Johnson encouraged opposing students to listen to her Tuesday talk and ask her questions during the question-and-answer portion of the event.
Johnson has drawn controversy numerous times for her statements on racial issues, politics, and vaccines in the last two years.
In Sept., 2019, Johnson was criticized for calling a Black Pentecostal bishop “Tyrone,” which is a racial slang term, in a Twitter argument. In the same argument, Swan had referred to Johnson as the derogatory slang for white women, “Becky.” Johnson later said on Twitter “I apologize if my words in response to being called derogatory slurs came across as racially malicious.”
In a June, 2020 Facebook Live monologue on the protests surrounding George Floyd’s death, Johnson appeared to say it would be acceptable for police to racially-profile her biracial son.
Johnson also spoke at the 2020 Republican National Convention where she called President Trump “the most pro-life president we’ve ever had.” She also attended the Jan. 6 “Stop the Steal” rally outside the White House that protested alleged election fraud. Johnson admitted to walking to the U.S. Capitol afterward to deliver a pre-planned speech — as the building was being stormed by rioters. Johnson said was not aware of the breach of the building until she arrived on the Capitol grounds.
Johnson told CNA that she walked around the building looking for her speech audience, but left the premises after she heard a woman was shot inside in the Capitol, and after she saw what appeared to be tear gas deployed. “I was in no way, shape, or form involved” in the invasion of the Capitol building, she told CNA.
Johnson has also said she rejects the teaching of the U.S. bishops’ conference (USCCB) and the Vatican’s Congregation for the Doctrine of the Faith (CDF) for their statements on COVID-19 vaccines.
She has suggested that it is immoral to utilize vaccines if cell lines from aborted fetuses have been used in the testing process - a common practice for most modern medications - even if the cell lines are not in the production of the vaccines itself.
Both the USCCB and the Vatican have taught that it is licit for Catholics to receive a COVID-19 vaccine with a remote connection to cell lines of an aborted baby, if no alternative ethical vaccine is available.
“And then they talk out of both sides of their mouth,” she said of the USCCB, accusing them of hypocrisy in condemning abortion but approving of the use of such vaccines connected to abortions.
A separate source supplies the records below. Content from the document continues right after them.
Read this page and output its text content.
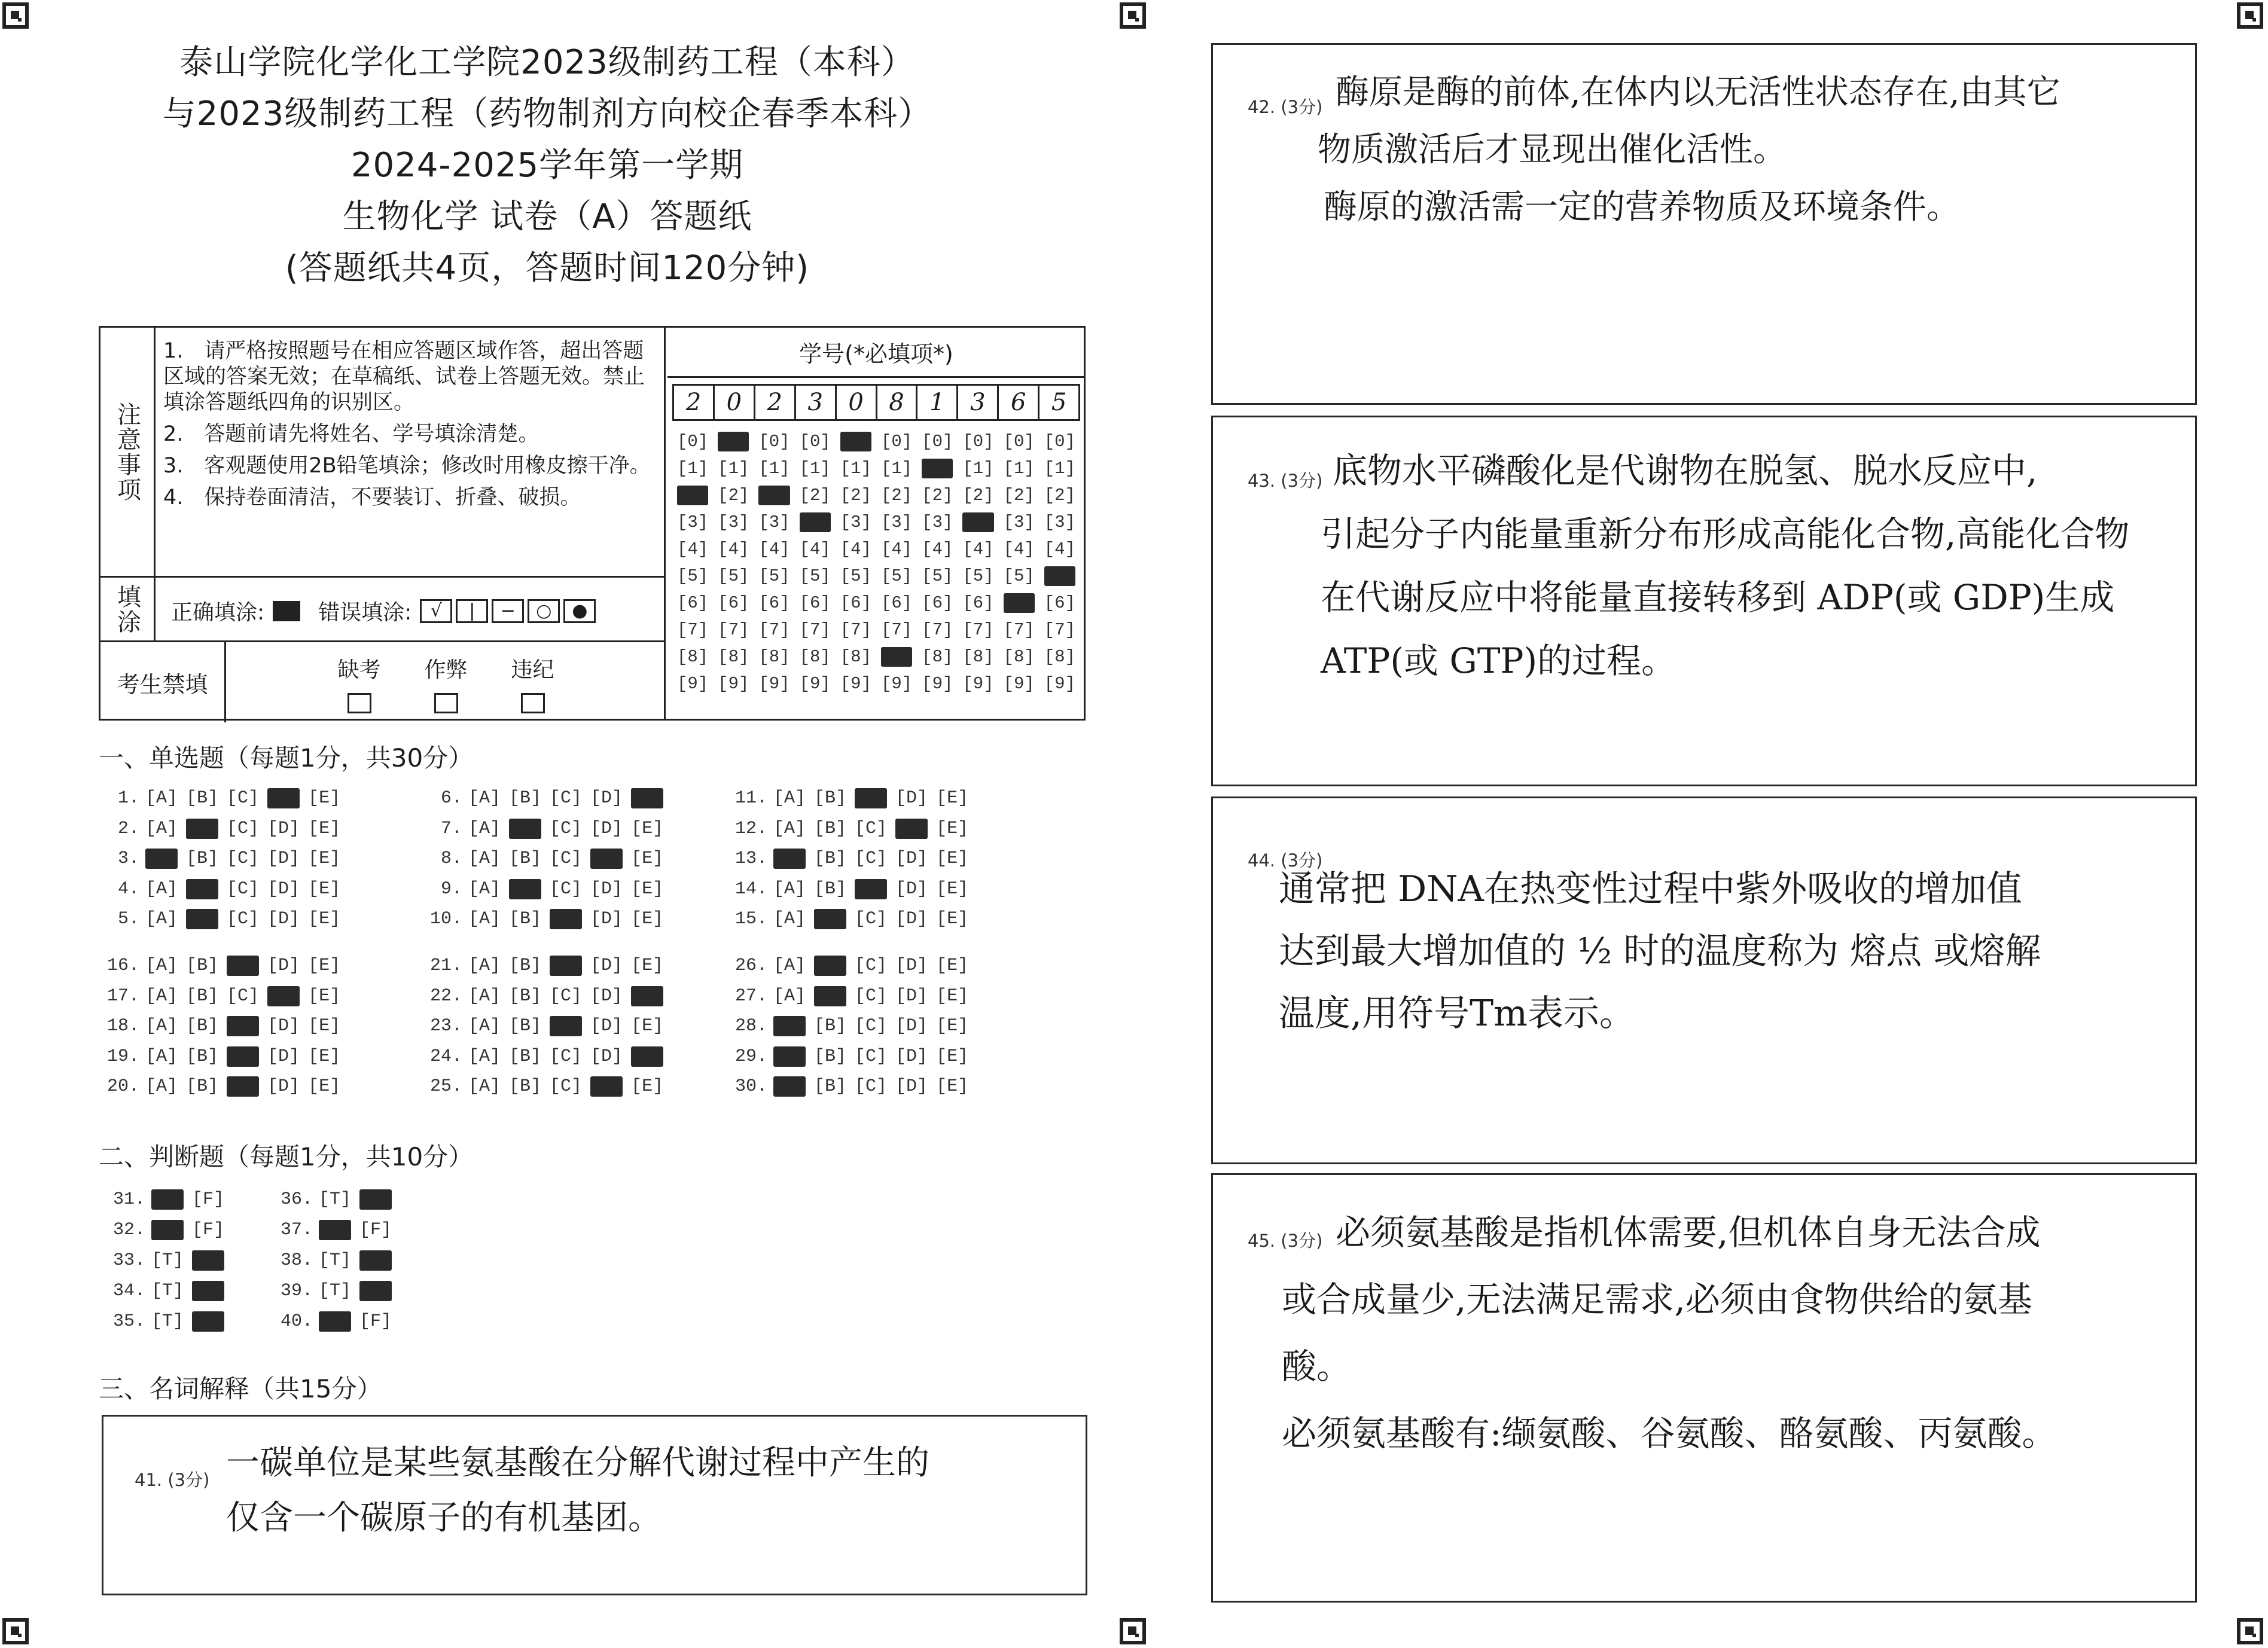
泰山学院化学化工学院2023级制药工程（本科）
与2023级制药工程（药物制剂方向校企春季本科）
2024-2025学年第一学期
生物化学 试卷（A）答题纸
(答题纸共4页，答题时间120分钟)
注意事项

1.　请严格按照题号在相应答题区域作答，超出答题区域的答案无效；在草稿纸、试卷上答题无效。禁止填涂答题纸四角的识别区。

2.　答题前请先将姓名、学号填涂清楚。

3.　客观题使用2B铅笔填涂；修改时用橡皮擦干净。

4.　保持卷面清洁，不要装订、折叠、破损。

填涂	正确填涂:	错误填涂:	√	|	−	○	●
考生禁填
缺考	作弊	违纪
学号(*必填项*)
2	0	2	3	0	8	1	3	6	5
[0] [0] [0] [0] [0] [0] [0] [0] [0] [0]
[1] [1] [1] [1] [1] [1] [1] [1] [1] [1]
[2] [2] [2] [2] [2] [2] [2] [2] [2] [2]
[3] [3] [3] [3] [3] [3] [3] [3] [3] [3]
[4] [4] [4] [4] [4] [4] [4] [4] [4] [4]
[5] [5] [5] [5] [5] [5] [5] [5] [5] [5]
[6] [6] [6] [6] [6] [6] [6] [6] [6] [6]
[7] [7] [7] [7] [7] [7] [7] [7] [7] [7]
[8] [8] [8] [8] [8] [8] [8] [8] [8] [8]
[9] [9] [9] [9] [9] [9] [9] [9] [9] [9]
一、单选题（每题1分，共30分）
1. [A] [B] [C] [D] [E]
2. [A] [B] [C] [D] [E]
3. [A] [B] [C] [D] [E]
4. [A] [B] [C] [D] [E]
5. [A] [B] [C] [D] [E]
6. [A] [B] [C] [D] [E]
7. [A] [B] [C] [D] [E]
8. [A] [B] [C] [D] [E]
9. [A] [B] [C] [D] [E]
10. [A] [B] [C] [D] [E]
11. [A] [B] [C] [D] [E]
12. [A] [B] [C] [D] [E]
13. [A] [B] [C] [D] [E]
14. [A] [B] [C] [D] [E]
15. [A] [B] [C] [D] [E]
16. [A] [B] [C] [D] [E]
17. [A] [B] [C] [D] [E]
18. [A] [B] [C] [D] [E]
19. [A] [B] [C] [D] [E]
20. [A] [B] [C] [D] [E]
21. [A] [B] [C] [D] [E]
22. [A] [B] [C] [D] [E]
23. [A] [B] [C] [D] [E]
24. [A] [B] [C] [D] [E]
25. [A] [B] [C] [D] [E]
26. [A] [B] [C] [D] [E]
27. [A] [B] [C] [D] [E]
28. [A] [B] [C] [D] [E]
29. [A] [B] [C] [D] [E]
30. [A] [B] [C] [D] [E]
二、判断题（每题1分，共10分）
31. [T] [F]
32. [T] [F]
33. [T] [F]
34. [T] [F]
35. [T] [F]
36. [T] [F]
37. [T] [F]
38. [T] [F]
39. [T] [F]
40. [T] [F]
三、名词解释（共15分）
41. (3分) 一碳单位是某些氨基酸在分解代谢过程中产生的
仅含一个碳原子的有机基团。
42. (3分) 酶原是酶的前体,在体内以无活性状态存在,由其它
物质激活后才显现出催化活性。
酶原的激活需一定的营养物质及环境条件。
43. (3分) 底物水平磷酸化是代谢物在脱氢、脱水反应中,
引起分子内能量重新分布形成高能化合物,高能化合物
在代谢反应中将能量直接转移到 ADP(或 GDP)生成
ATP(或 GTP)的过程。
44. (3分)
通常把 DNA在热变性过程中紫外吸收的增加值
达到最大增加值的 ½ 时的温度称为 熔点 或熔解
温度,用符号Tm表示。
45. (3分) 必须氨基酸是指机体需要,但机体自身无法合成
或合成量少,无法满足需求,必须由食物供给的氨基
酸。
必须氨基酸有:缬氨酸、谷氨酸、酪氨酸、丙氨酸。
Johnson also told CNA that the CDF document was “not infallible doctrine.”
“I’m certainly allowed to say that I personally believe that receiving these vaccines, tainted, that were born off the backs of aborted children, is wrong,” she said, claiming that she could also believe the CDF note contained “error.”
When asked by CNA if she stood by her previous statements on vaccines and in response to the George Floyd protests, Johnson said that she did.